Beauty

Column: United States impairs my Argentinian beauty standards

an illustration of a girl looking at herself in the mirror and also looking at a magazine

Unlike the beauty standards of Argentina, the standards of the United States set girls up for failure. Beauty companies might advocate positive self-image and natural beauty, but they also promote an unnatural beauty ideal that seem to only further distort the perceptions women have toward themselves.  

I was born into a lower-class family of Slavik descent in Buenos Aires, Argentina. At the age of three, I began to split my time between the U.S. and Argentina, returning home as often as possible.

It was in Argentina where I formed my perceptions of the world and the beauty within its confines. Yet, most of my experiences confronting the harsh realities of this world and its ideals occurred in Los Angeles.

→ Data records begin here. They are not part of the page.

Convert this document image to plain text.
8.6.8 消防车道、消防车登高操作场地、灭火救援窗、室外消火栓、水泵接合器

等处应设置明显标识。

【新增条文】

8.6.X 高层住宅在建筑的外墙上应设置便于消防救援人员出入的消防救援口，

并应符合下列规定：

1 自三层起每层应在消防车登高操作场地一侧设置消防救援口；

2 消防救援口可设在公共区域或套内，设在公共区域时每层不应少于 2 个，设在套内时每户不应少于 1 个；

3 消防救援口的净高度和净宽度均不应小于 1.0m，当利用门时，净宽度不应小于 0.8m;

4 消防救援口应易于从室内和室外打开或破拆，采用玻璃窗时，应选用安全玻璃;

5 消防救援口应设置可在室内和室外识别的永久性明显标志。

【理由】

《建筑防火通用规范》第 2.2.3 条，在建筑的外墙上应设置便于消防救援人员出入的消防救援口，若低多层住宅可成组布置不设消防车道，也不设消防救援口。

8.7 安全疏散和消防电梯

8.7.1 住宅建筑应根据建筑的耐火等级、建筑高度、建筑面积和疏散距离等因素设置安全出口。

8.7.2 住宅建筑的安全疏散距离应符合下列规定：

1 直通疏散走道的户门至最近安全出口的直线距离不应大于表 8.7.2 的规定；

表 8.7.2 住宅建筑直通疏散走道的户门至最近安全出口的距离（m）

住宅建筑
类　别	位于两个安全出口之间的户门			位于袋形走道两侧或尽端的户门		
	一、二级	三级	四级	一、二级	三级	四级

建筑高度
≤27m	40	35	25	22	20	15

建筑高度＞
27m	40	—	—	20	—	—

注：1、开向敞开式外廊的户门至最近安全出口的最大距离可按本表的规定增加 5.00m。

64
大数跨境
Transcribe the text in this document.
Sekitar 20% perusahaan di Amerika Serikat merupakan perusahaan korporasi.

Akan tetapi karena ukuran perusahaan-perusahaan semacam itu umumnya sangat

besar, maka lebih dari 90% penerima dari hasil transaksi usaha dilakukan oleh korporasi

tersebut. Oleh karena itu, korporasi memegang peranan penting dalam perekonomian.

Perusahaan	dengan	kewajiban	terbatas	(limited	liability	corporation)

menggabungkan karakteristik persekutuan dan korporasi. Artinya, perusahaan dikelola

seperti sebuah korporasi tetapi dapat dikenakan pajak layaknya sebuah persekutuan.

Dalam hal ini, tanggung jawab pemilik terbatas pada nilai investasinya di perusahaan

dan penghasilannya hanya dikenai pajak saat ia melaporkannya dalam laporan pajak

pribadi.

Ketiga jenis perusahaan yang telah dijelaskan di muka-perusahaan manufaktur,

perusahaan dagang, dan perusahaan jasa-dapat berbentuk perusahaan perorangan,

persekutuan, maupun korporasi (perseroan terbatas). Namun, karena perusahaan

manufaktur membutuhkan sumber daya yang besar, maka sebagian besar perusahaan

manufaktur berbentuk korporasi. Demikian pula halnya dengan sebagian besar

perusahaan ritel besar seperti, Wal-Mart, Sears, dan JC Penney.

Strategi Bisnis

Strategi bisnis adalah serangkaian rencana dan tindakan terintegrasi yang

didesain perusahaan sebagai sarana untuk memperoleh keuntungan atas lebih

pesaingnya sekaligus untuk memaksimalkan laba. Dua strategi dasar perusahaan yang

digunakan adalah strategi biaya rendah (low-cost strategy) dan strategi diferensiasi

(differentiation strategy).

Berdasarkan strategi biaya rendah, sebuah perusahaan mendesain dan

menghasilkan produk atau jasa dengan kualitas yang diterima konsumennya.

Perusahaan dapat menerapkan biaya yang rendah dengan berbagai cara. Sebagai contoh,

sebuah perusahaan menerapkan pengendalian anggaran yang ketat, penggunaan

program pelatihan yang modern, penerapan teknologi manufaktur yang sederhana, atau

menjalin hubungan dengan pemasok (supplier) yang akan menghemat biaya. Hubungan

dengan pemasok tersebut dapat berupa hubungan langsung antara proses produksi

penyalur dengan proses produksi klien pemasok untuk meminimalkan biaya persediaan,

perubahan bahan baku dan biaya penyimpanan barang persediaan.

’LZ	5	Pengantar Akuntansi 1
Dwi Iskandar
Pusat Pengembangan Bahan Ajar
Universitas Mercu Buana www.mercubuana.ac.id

I was eight years old when I first stood in front of a full-body mirror and stared at my thick legs, wishing they were thinner, and I was twelve years old when I was weight shamed by popular middle-school girls.

In Argentina, beauty standards are generally tailored to embrace a woman’s natural shape and complexion. It’s uncommon to see women walk the streets of Buenos Aires with a full-face of makeup, and it’s even more uncommon to see them contouring their faces like Kylie Jenner. Plastic surgery is shunned and considered a vain effort to fool society and distort one’s self.

In Argentina, beauty finds its source in reality. Girls are raised to embrace who they are, how they look, where they come from and how they think.

Every time I go back to Argentina, a switch goes off and suddenly tinted-moisturizer and mascara are enough to make me feel unjustifiably self-confident. However in California, I can hardly leave the house without feeling the need to perfect my complexion and rid myself of my insecurities with makeup, and still, it doesn’t guarantee that I’ll feel comfortable in my own skin.

On social media, I see girls with flawless skin and I catch myself dreaming about the day I’ll have flawless skin as well, forgetting that those images have most likely gone through a screening process of editing and filters before being posted.

It’s a vicious beauty cycle, in which women will want what they don’t have, and pretend to have it, provoking other women to want it too. For example, some girls with light skin want tans while some women in India bleach their skin for a lighter complexion.

Even though positive self-image and natural beauty seem to be promoted virally in the U.S., natural beauty is still manipulated by those who want to flaunt their best angle or invest in lip fillers and microblading.

Lisa Eldridge, Lancôme’s global creative director and renowned celebrity makeup artist, has often promoted the “no-makeup” cosmetic look. While the concept of this style has helped shift the beauty paradigm, and enhances one’s natural features, it fails to resolve the self-deprecating tendencies that dominate the media.

Using makeup to mask natural features is wrong, solely because no one would feel the need to cover or distort natural features if they felt that they were accepted within society.

Weight shaming, colorism, acne and cellulite-related worries underline the harsh reality of the beauty industry that wreaks havoc on the self-esteem of men and women around the world. The reality is that beauty is standardized by unrealistic expectations and false accounts of perfection.

Bodies and faces cannot be subject to one standardized idea or image. People must not fall for these masochistic tendencies, in which many alter their behaviors and jeopardize their mental health, all in the name of striving for an unattainable ideal image.